Em teoria, é justo buscar maior progressividade tributária ao taxar dividendos, pois esse tipo de rendimento é predominantemente recebido por faixas de renda mais altas. Porém, se o governo pretendesse equilibrar a equação tributária, uma redução da CSLL faria sentido para evitar a dupla cobrança sobre os resultados das empresas e, assim, aliviar parte dessa sobrecarga. O Projeto de Lei, entretanto, não contempla essa compensação, mantendo íntegra a CSLL e ainda acrescentando uma taxação de pelo menos 10% para dividendos remetidos ao exterior.

Outro ponto preocupante é que as projeções de ganho de arrecadação se baseiam em hipóteses pouco realistas, ignorando que os agentes tendem a adaptar seus comportamentos diante de mudanças tributárias. Há diversos estudos que mostram esse tipo de reação, como uma pesquisa do Institut des Politiques Publiques (IPP) na França. Esse estudo evidenciou que a introdução de um imposto adicional sobre dividendos levou a uma redução significativa da distribuição de lucros, pois as empresas preferiram reter seus recursos ou encontrar formas de postergar o pagamento de dividendos para evitar a tributação mais elevada.

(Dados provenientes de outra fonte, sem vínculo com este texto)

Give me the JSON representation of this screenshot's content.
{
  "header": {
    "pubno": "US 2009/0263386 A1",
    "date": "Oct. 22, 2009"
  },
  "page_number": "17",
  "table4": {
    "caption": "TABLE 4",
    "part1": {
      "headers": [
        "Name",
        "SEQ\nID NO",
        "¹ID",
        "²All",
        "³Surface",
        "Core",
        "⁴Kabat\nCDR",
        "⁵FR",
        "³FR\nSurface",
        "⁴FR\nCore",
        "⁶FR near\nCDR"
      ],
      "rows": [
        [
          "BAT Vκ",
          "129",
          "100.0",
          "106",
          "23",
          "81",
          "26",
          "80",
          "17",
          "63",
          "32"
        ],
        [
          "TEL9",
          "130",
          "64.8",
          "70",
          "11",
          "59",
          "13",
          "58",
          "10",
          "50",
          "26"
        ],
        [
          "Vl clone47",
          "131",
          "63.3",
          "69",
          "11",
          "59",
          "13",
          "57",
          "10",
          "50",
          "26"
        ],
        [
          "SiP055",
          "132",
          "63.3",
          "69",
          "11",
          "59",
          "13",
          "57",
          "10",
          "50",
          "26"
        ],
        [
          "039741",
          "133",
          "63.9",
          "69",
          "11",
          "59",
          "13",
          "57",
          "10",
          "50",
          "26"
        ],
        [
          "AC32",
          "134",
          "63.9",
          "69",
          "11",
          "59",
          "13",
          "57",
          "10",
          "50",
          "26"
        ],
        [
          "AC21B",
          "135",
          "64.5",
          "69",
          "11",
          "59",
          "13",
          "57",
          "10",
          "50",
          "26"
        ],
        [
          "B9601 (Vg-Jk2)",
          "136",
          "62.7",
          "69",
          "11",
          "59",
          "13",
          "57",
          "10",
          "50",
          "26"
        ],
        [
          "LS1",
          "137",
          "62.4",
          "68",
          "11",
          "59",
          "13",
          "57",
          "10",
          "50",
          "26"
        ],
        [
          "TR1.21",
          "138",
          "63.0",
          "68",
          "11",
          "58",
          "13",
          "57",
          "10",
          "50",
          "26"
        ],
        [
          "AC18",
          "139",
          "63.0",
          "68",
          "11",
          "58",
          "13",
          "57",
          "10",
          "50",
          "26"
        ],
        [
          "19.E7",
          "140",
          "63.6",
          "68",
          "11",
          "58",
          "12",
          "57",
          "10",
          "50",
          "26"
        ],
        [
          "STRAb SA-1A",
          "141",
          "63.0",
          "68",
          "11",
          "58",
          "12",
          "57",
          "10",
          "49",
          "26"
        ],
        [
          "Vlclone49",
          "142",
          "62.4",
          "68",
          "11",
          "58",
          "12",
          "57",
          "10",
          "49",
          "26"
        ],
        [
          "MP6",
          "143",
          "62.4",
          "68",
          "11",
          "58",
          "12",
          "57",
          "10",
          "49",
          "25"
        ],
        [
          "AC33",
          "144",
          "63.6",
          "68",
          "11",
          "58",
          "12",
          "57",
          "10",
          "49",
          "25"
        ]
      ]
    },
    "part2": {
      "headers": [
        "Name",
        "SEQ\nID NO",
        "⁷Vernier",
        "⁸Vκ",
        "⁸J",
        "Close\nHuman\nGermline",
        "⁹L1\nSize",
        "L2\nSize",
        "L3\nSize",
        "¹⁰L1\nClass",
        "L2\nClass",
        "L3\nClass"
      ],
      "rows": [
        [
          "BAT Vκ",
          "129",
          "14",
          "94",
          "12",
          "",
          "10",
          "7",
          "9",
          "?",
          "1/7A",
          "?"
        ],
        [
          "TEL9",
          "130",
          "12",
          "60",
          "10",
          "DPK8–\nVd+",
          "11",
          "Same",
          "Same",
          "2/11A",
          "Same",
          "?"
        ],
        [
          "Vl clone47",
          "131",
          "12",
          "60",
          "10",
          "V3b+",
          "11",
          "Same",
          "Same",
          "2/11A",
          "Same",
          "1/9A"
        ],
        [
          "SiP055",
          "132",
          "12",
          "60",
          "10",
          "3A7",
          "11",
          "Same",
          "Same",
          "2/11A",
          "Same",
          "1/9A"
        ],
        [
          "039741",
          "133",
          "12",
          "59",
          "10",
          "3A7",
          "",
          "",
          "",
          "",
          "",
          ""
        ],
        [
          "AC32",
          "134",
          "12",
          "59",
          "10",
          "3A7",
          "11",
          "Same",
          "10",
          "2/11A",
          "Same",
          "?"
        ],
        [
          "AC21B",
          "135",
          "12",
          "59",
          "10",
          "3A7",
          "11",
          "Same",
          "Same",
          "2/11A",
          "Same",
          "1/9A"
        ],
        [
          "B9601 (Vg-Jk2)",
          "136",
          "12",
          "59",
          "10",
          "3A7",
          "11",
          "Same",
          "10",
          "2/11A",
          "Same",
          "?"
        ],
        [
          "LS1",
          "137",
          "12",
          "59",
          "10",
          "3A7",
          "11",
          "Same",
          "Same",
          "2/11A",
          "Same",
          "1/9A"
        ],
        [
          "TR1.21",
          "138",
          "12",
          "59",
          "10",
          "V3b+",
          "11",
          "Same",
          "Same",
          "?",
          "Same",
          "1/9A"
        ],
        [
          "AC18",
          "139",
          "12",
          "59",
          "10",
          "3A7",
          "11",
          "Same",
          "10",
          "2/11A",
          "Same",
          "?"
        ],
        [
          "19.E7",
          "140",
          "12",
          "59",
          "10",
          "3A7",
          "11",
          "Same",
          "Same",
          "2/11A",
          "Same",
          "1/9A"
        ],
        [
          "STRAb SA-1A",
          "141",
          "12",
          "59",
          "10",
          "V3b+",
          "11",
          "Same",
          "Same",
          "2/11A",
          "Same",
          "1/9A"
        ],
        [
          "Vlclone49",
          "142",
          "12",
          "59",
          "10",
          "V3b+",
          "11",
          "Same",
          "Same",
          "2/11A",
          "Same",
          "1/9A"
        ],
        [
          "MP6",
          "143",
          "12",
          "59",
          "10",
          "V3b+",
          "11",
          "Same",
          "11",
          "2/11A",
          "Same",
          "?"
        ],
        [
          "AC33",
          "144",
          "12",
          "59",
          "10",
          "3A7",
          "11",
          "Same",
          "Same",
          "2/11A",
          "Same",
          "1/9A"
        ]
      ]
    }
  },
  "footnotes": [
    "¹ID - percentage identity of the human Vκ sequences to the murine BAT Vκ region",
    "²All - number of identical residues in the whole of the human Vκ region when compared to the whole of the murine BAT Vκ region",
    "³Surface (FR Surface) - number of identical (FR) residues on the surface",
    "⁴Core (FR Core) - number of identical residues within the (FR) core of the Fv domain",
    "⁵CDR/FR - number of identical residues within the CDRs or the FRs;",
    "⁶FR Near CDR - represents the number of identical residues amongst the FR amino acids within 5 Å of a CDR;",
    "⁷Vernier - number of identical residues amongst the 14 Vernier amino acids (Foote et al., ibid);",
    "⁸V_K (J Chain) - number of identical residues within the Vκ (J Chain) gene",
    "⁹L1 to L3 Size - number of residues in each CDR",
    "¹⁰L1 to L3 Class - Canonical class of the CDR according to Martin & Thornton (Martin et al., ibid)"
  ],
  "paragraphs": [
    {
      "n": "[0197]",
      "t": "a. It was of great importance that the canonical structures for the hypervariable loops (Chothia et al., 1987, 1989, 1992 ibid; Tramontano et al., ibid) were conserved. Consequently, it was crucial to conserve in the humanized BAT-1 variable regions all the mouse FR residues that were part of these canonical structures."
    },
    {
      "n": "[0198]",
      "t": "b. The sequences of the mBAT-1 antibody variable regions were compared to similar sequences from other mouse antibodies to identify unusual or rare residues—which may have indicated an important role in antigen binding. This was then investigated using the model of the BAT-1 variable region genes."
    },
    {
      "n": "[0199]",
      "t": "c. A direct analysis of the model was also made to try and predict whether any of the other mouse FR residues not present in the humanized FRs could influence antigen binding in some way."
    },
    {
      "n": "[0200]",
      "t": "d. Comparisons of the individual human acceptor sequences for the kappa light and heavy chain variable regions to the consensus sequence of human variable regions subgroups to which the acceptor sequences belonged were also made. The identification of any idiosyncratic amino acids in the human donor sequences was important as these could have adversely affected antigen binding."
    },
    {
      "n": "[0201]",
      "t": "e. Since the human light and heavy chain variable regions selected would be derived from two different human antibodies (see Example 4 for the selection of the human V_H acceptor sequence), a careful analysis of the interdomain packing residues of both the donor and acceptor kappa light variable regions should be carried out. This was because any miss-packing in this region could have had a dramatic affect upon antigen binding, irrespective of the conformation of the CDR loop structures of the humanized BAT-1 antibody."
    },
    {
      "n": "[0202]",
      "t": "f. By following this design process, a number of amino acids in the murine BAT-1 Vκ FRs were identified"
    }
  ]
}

Mais especificamente, a reforma francesa de 2013, que elevou o imposto sobre os dividendos com o objetivo de “restaurar a justiça fiscal”, culminou em forte queda no volume distribuído aos acionistas, sem qualquer impacto positivo no investimento ou em outros tipos de renda. Em vez disso, as empresas controladas por pessoas físicas residentes optaram por acumular capital financeiro e não transferir os lucros aos indivíduos, resultando em uma frustração de arrecadação para o governo. Dessa forma, a política falhou em aumentar a receita esperada e não atingiu um dos supostos objetivos de impulsionar o investimento privado.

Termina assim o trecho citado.